Much of the research and advocacy that is critical of sheltered employment, and other therapeutic and rehabilitative programs that deny workers with intellectual disabilities from receiving at least the minimum wage, does provide alternatives to these kinds of exploitive arrangements. For example, many have advocated for supportive employment, which by definition provides individualized support in order to gain and maintain paid, socially integrated, and competitive employment. Supportive employment offers individuals with intellectual disabilities more equitable and inclusive employment opportunities, which research has overwhelmingly illustrated is the clear choice for persons with intellectual disabilities. In one study of the job satisfaction for persons with disabilities in supported employment, done with individuals who had been involved in both sheltered and supported employment, findings indicated that of those previously placed in workshops, 92.8 percent stated they preferred their supported positions to workshops. In yet another study to examine perceived differences in quality of life between individuals with disabilities in workshops and individuals with disabilities in supported employment, it was generally found that there was a positive relationship between supported employment and perceived quality of life as individuals in supported employment scored higher in areas such as self-esteem, number of leisure activities undertaken, use of leisure time, mobility, and job skill perceptions. Not only are individuals more positive about their experiences within supported employment, but research indicates supported employment is a more effective tool in job preparation than sheltered employment, evidenced by results that indicate individuals assigned to supported employment do significantly better in competitive employment than those from sheltered workshops.

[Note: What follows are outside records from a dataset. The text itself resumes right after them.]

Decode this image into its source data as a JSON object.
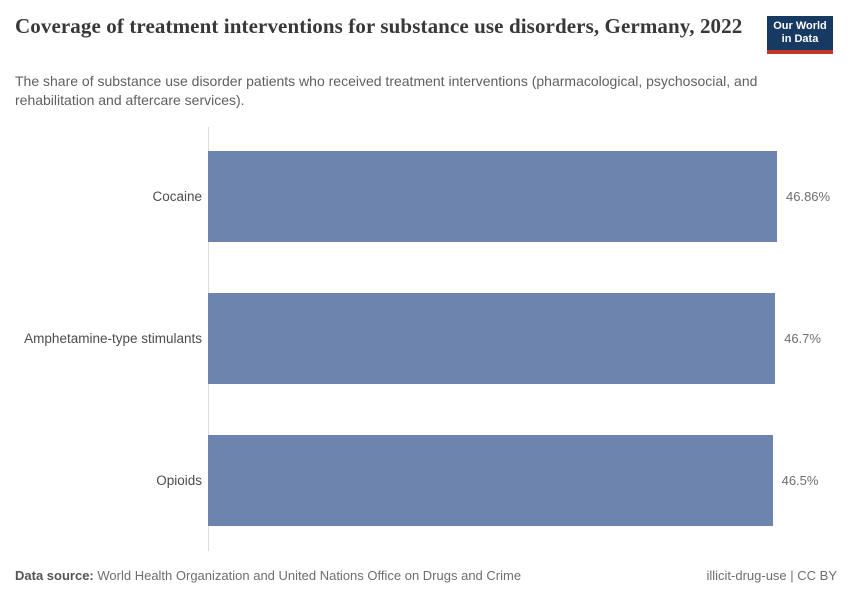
{
  "header": {
    "title": "Coverage of treatment interventions for substance use disorders, Germany, 2022",
    "subtitle": "The share of substance use disorder patients who received treatment interventions (pharmacological, psychosocial, and rehabilitation and aftercare services).",
    "logo": {
      "line1": "Our World",
      "line2": "in Data"
    }
  },
  "chart_data": {
    "type": "bar",
    "orientation": "horizontal",
    "title": "Coverage of treatment interventions for substance use disorders, Germany, 2022",
    "categories": [
      "Cocaine",
      "Amphetamine-type stimulants",
      "Opioids"
    ],
    "values": [
      46.86,
      46.7,
      46.5
    ],
    "value_labels": [
      "46.86%",
      "46.7%",
      "46.5%"
    ],
    "unit": "%",
    "xlim": [
      0,
      46.86
    ],
    "xlabel": "",
    "ylabel": "",
    "grid": false,
    "legend": false,
    "bar_color": "#6d84ae"
  },
  "footer": {
    "source_label": "Data source:",
    "source_text": "World Health Organization and United Nations Office on Drugs and Crime",
    "license_text": "illicit-drug-use | CC BY"
  },
  "colors": {
    "bar": "#6d84ae",
    "logo_bg": "#173a63",
    "logo_accent": "#c0362c",
    "axis_line": "#dcdcdc",
    "title_text": "#383838",
    "subtitle_text": "#5f5f5f",
    "label_text": "#4d4d4d",
    "value_text": "#6e6e6e",
    "footer_text": "#6e6e6e"
  }
}
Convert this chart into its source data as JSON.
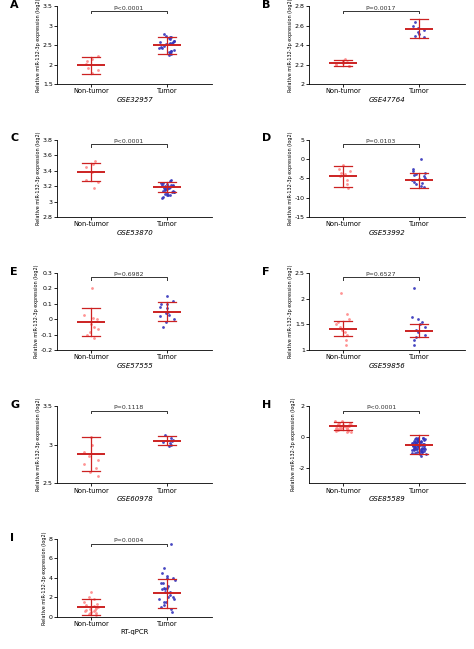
{
  "panels": [
    {
      "label": "A",
      "dataset": "GSE32957",
      "pvalue": "P<0.0001",
      "xlabel_left": "Non-tumor",
      "xlabel_right": "Tumor",
      "ylabel": "Relative miR-132-3p expression (log2)",
      "ylim": [
        1.5,
        3.5
      ],
      "yticks": [
        1.5,
        2.0,
        2.5,
        3.0,
        3.5
      ],
      "non_tumor_mean": 1.98,
      "non_tumor_sd": 0.22,
      "tumor_mean": 2.5,
      "tumor_sd": 0.22,
      "non_tumor_pts": [
        1.85,
        1.92,
        2.02,
        2.08,
        2.15,
        1.78,
        2.22
      ],
      "tumor_pts": [
        2.25,
        2.28,
        2.32,
        2.35,
        2.38,
        2.42,
        2.45,
        2.48,
        2.52,
        2.55,
        2.58,
        2.62,
        2.65,
        2.68,
        2.72,
        2.75,
        2.78,
        2.52,
        2.3,
        2.6,
        2.55,
        2.7,
        2.42,
        2.58,
        2.35
      ]
    },
    {
      "label": "B",
      "dataset": "GSE47764",
      "pvalue": "P=0.0017",
      "xlabel_left": "Non-tumor",
      "xlabel_right": "Tumor",
      "ylabel": "Relative miR-132-3p expression (log2)",
      "ylim": [
        2.0,
        2.8
      ],
      "yticks": [
        2.0,
        2.2,
        2.4,
        2.6,
        2.8
      ],
      "non_tumor_mean": 2.22,
      "non_tumor_sd": 0.03,
      "tumor_mean": 2.57,
      "tumor_sd": 0.1,
      "non_tumor_pts": [
        2.18,
        2.2,
        2.22,
        2.24,
        2.26,
        2.21,
        2.19,
        2.23
      ],
      "tumor_pts": [
        2.48,
        2.52,
        2.56,
        2.6,
        2.64,
        2.5,
        2.58,
        2.54
      ]
    },
    {
      "label": "C",
      "dataset": "GSE53870",
      "pvalue": "P<0.0001",
      "xlabel_left": "Non-tumor",
      "xlabel_right": "Tumor",
      "ylabel": "Relative miR-132-3p expression (log2)",
      "ylim": [
        2.8,
        3.8
      ],
      "yticks": [
        2.8,
        3.0,
        3.2,
        3.4,
        3.6,
        3.8
      ],
      "non_tumor_mean": 3.38,
      "non_tumor_sd": 0.12,
      "tumor_mean": 3.19,
      "tumor_sd": 0.06,
      "non_tumor_pts": [
        3.18,
        3.28,
        3.38,
        3.45,
        3.52,
        3.25,
        3.48
      ],
      "tumor_pts": [
        3.05,
        3.08,
        3.1,
        3.12,
        3.14,
        3.16,
        3.18,
        3.2,
        3.22,
        3.24,
        3.26,
        3.28,
        3.09,
        3.13,
        3.17,
        3.21,
        3.11,
        3.15,
        3.19,
        3.23,
        3.06,
        3.14,
        3.22,
        3.16,
        3.2,
        3.12,
        3.18,
        3.24,
        3.08,
        3.2
      ]
    },
    {
      "label": "D",
      "dataset": "GSE53992",
      "pvalue": "P=0.0103",
      "xlabel_left": "Non-tumor",
      "xlabel_right": "Tumor",
      "ylabel": "Relative miR-132-3p expression (log2)",
      "ylim": [
        -15,
        5
      ],
      "yticks": [
        -15,
        -10,
        -5,
        0,
        5
      ],
      "non_tumor_mean": -4.5,
      "non_tumor_sd": 2.8,
      "tumor_mean": -5.5,
      "tumor_sd": 2.0,
      "non_tumor_pts": [
        -1.5,
        -2.5,
        -3.5,
        -4.0,
        -4.5,
        -5.5,
        -6.5,
        -7.5,
        -3.0
      ],
      "tumor_pts": [
        -2.5,
        -3.5,
        -4.0,
        -4.5,
        -5.0,
        -5.5,
        -6.0,
        -6.5,
        -7.0,
        -3.0,
        -4.2,
        -5.2,
        -6.2,
        -7.2,
        0.0
      ]
    },
    {
      "label": "E",
      "dataset": "GSE57555",
      "pvalue": "P=0.6982",
      "xlabel_left": "Non-tumor",
      "xlabel_right": "Tumor",
      "ylabel": "Relative miR-132-3p expression (log2)",
      "ylim": [
        -0.2,
        0.3
      ],
      "yticks": [
        -0.2,
        -0.1,
        0.0,
        0.1,
        0.2,
        0.3
      ],
      "non_tumor_mean": -0.02,
      "non_tumor_sd": 0.09,
      "tumor_mean": 0.05,
      "tumor_sd": 0.06,
      "non_tumor_pts": [
        0.2,
        -0.05,
        -0.1,
        0.0,
        -0.08,
        0.03,
        -0.06,
        0.01,
        -0.03,
        -0.12
      ],
      "tumor_pts": [
        0.15,
        0.12,
        0.1,
        0.08,
        0.05,
        0.03,
        0.0,
        -0.02,
        -0.05,
        0.1,
        0.07,
        0.04,
        0.02
      ]
    },
    {
      "label": "F",
      "dataset": "GSE59856",
      "pvalue": "P=0.6527",
      "xlabel_left": "Non-tumor",
      "xlabel_right": "Tumor",
      "ylabel": "Relative miR-132-3p expression (log2)",
      "ylim": [
        1.0,
        2.5
      ],
      "yticks": [
        1.0,
        1.5,
        2.0,
        2.5
      ],
      "non_tumor_mean": 1.42,
      "non_tumor_sd": 0.15,
      "tumor_mean": 1.38,
      "tumor_sd": 0.12,
      "non_tumor_pts": [
        1.1,
        1.2,
        1.3,
        1.4,
        1.5,
        1.6,
        1.7,
        1.55,
        1.45,
        1.35,
        2.1
      ],
      "tumor_pts": [
        1.1,
        1.2,
        1.3,
        1.4,
        1.5,
        1.6,
        1.35,
        1.45,
        1.55,
        1.25,
        1.65,
        2.2
      ]
    },
    {
      "label": "G",
      "dataset": "GSE60978",
      "pvalue": "P=0.1118",
      "xlabel_left": "Non-tumor",
      "xlabel_right": "Tumor",
      "ylabel": "Relative miR-132-3p expression (log2)",
      "ylim": [
        2.5,
        3.5
      ],
      "yticks": [
        2.5,
        3.0,
        3.5
      ],
      "non_tumor_mean": 2.88,
      "non_tumor_sd": 0.22,
      "tumor_mean": 3.05,
      "tumor_sd": 0.06,
      "non_tumor_pts": [
        2.6,
        2.7,
        2.8,
        2.9,
        3.0,
        3.1,
        2.75,
        2.85,
        2.65
      ],
      "tumor_pts": [
        2.98,
        3.02,
        3.05,
        3.08,
        3.12,
        3.0,
        3.06,
        3.03
      ]
    },
    {
      "label": "H",
      "dataset": "GSE85589",
      "pvalue": "P<0.0001",
      "xlabel_left": "Non-tumor",
      "xlabel_right": "Tumor",
      "ylabel": "Relative miR-132-3p expression (log2)",
      "ylim": [
        -3,
        2
      ],
      "yticks": [
        -2,
        0,
        2
      ],
      "non_tumor_mean": 0.7,
      "non_tumor_sd": 0.28,
      "tumor_mean": -0.5,
      "tumor_sd": 0.6,
      "non_tumor_pts": [
        0.3,
        0.4,
        0.5,
        0.6,
        0.7,
        0.8,
        0.9,
        1.0,
        0.55,
        0.65,
        0.75,
        0.85,
        0.45,
        0.35,
        0.55,
        0.65,
        0.75,
        0.5,
        0.6,
        0.7,
        0.8,
        0.4,
        0.6,
        0.8,
        0.9,
        1.0,
        0.5,
        0.7,
        0.45,
        0.55
      ],
      "tumor_pts": [
        -0.1,
        -0.2,
        -0.3,
        -0.4,
        -0.5,
        -0.6,
        -0.7,
        -0.8,
        -0.9,
        -1.0,
        -1.1,
        -1.2,
        -0.15,
        -0.35,
        -0.55,
        -0.75,
        -0.95,
        -0.25,
        -0.45,
        -0.65,
        -0.85,
        -0.05,
        -0.3,
        -0.6,
        -0.9,
        -0.2,
        -0.5,
        -0.8,
        -0.4,
        -0.7,
        -0.15,
        -0.55,
        -0.85,
        -1.05,
        -0.35,
        -0.65,
        -0.25,
        -0.75,
        -0.45,
        -0.95,
        -0.1,
        -0.5,
        -0.8,
        -1.1,
        -0.3,
        -0.7,
        -0.2,
        -0.6,
        -0.4,
        -1.0,
        -0.15,
        -0.45,
        -0.75,
        -1.05,
        -0.35,
        -0.65,
        -0.25,
        -0.55,
        -0.85,
        -0.05
      ]
    },
    {
      "label": "I",
      "dataset": "RT-qPCR",
      "pvalue": "P=0.0004",
      "xlabel_left": "Non-tumor",
      "xlabel_right": "Tumor",
      "ylabel": "Relative miR-132-3p expression (log2)",
      "ylim": [
        0,
        8
      ],
      "yticks": [
        0,
        2,
        4,
        6,
        8
      ],
      "non_tumor_mean": 1.0,
      "non_tumor_sd": 0.85,
      "tumor_mean": 2.4,
      "tumor_sd": 1.5,
      "non_tumor_pts": [
        0.2,
        0.3,
        0.4,
        0.5,
        0.6,
        0.7,
        0.8,
        0.9,
        1.0,
        1.2,
        1.5,
        1.8,
        2.0,
        0.35,
        0.65,
        0.95,
        1.3,
        0.55,
        0.85,
        1.1,
        2.5
      ],
      "tumor_pts": [
        0.5,
        0.8,
        1.0,
        1.2,
        1.5,
        1.8,
        2.0,
        2.2,
        2.5,
        2.8,
        3.0,
        3.2,
        3.5,
        3.8,
        4.0,
        4.2,
        4.5,
        5.0,
        7.5,
        1.5,
        2.5,
        3.5,
        2.0,
        3.0,
        4.0,
        1.8,
        2.8
      ]
    }
  ],
  "dot_color_non_tumor": "#FF8888",
  "dot_color_tumor": "#3333BB",
  "error_color": "#CC2222",
  "mean_line_color": "#CC2222",
  "pvalue_color": "#333333",
  "bg_color": "#FFFFFF"
}
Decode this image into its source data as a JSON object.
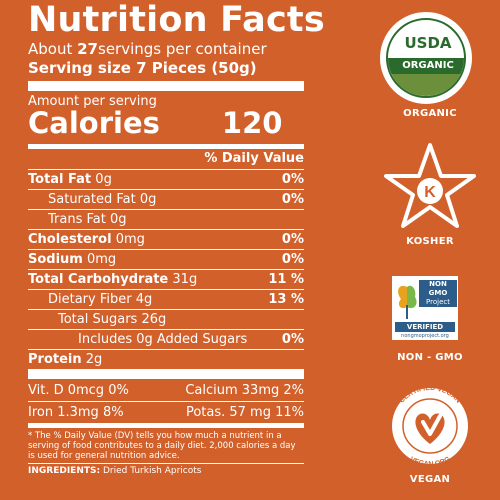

Outside of questions around the rights of persons with intellectual disabilities to be protected from exploitive labor practices, these facts call into question the relevance of sheltered workshops with respect to their usefulness in training or rehabilitation. Given the evidence that supported employment is more equitable and beneficial to persons with intellectual disabilities, it is clear that there are alternatives to sheltered work which are more in line with the kinds of inclusive policies disability services should, in theory, actively promote. The task at hand is for individuals and advocates to insist that the primary goal of disability services is to serve the needs of persons with disabilities rather than the needs of outside contractors or program administrators. Indeed, it is unacceptable that disability services exist in which nondisabled parties are profiting at the expense of persons with intellectual disabilities.